Bild: Dahinter steckte schon immer ein kluger Kopf: auf dem CDU-Bundesparteitag…
Eine Karikatur, in der ein FDP-Minister als Nazi dargestellt wird, kann man
witzig oder geschmacklos finden. Als FDP-neutral lässt sie sich kaum
bezeichnen. Nun gab es, soweit bekannt, vor Veröffentlichung dieser
Karikatur in der taz Ende März keine Whatsapp-Nachricht aus der Chefetage,
die eine Schwächung der FDP wünschte. Offensichtlich gab es aber auch keine
Nachricht, die den Abdruck untersagte, und man muss sich schon naiv geben,
will man behaupten, öffentliche Diffamierungen von Parteien nähmen nicht
auch ihre Wahlschädigung in Kauf. Lediglich die Irrelevanz der taz für
FDP-Klientel wird die Wirkung minimal gehalten haben.

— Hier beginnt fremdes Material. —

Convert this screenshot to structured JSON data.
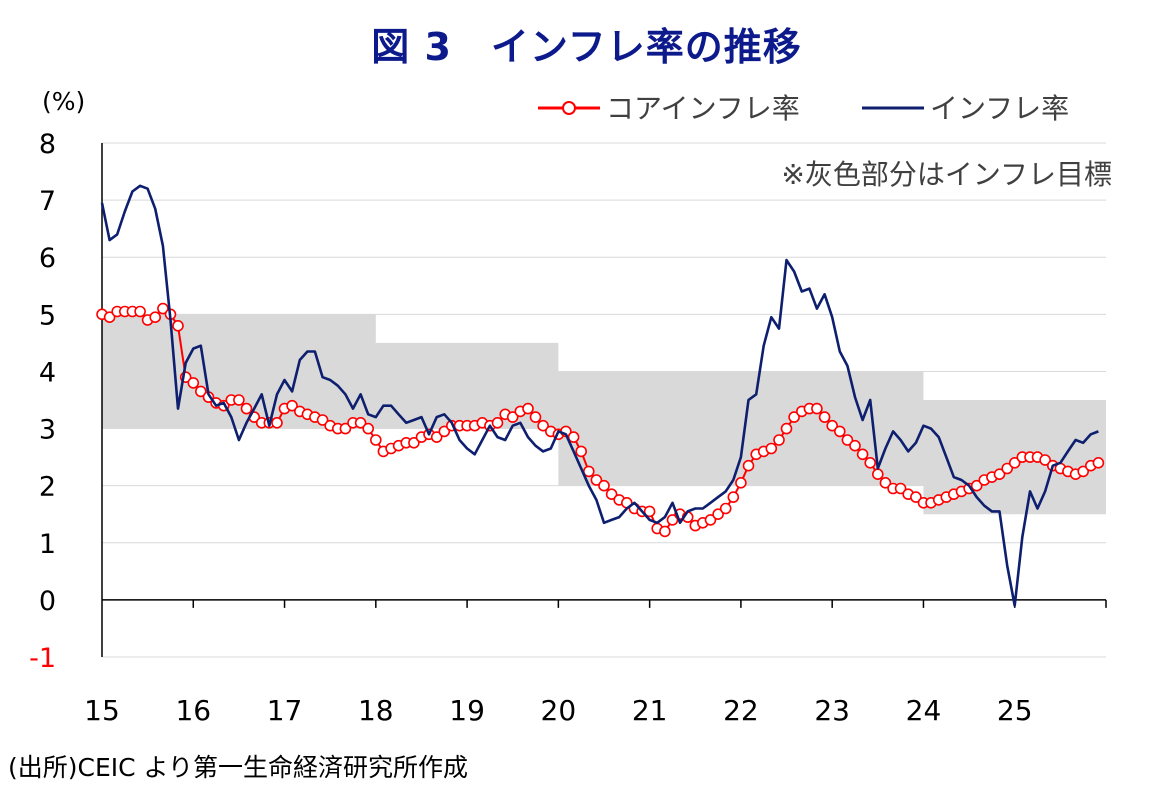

Die taz-Redaktion entschuldigte sich im Nachhinein für die Karikatur, „sie
hätte so nicht erscheinen dürfen“, solche NS-Vergleiche verböten sich.
Entschuldigt hat sich auch [1][Springer-Chef Mathias Döpfner] für
durchgesickerte interne Chatnachrichten, die ihm letzte Woche um die Ohren
geflogen waren. Er zog darin verächtlich über Ostdeutsche und Angela Merkel
her und wollte die FDP auf 15 Prozent hochgeschrieben haben. In einem
Interview zur Affäre stichelte ich, ob es nicht auch Whatsapp-Chats von
taz-Redakteuren gäbe, die die FDP unter 5 Prozent wünschten, aktuell kein
hochgestecktes Ziel. Die Entrüstung war groß. Natürlich war meine Bemerkung
überspitzt. Aber dass die taz ebenso parteipolitisch tendenziös ist wie die
Welt, halt links statt rechts, kann nur bestreiten, wer seine eigene
Weltsicht für objektiv hält. Eine solche Blindheit aber wäre das
eigentliche Problem, nicht die parteipolitischen Tendenzen.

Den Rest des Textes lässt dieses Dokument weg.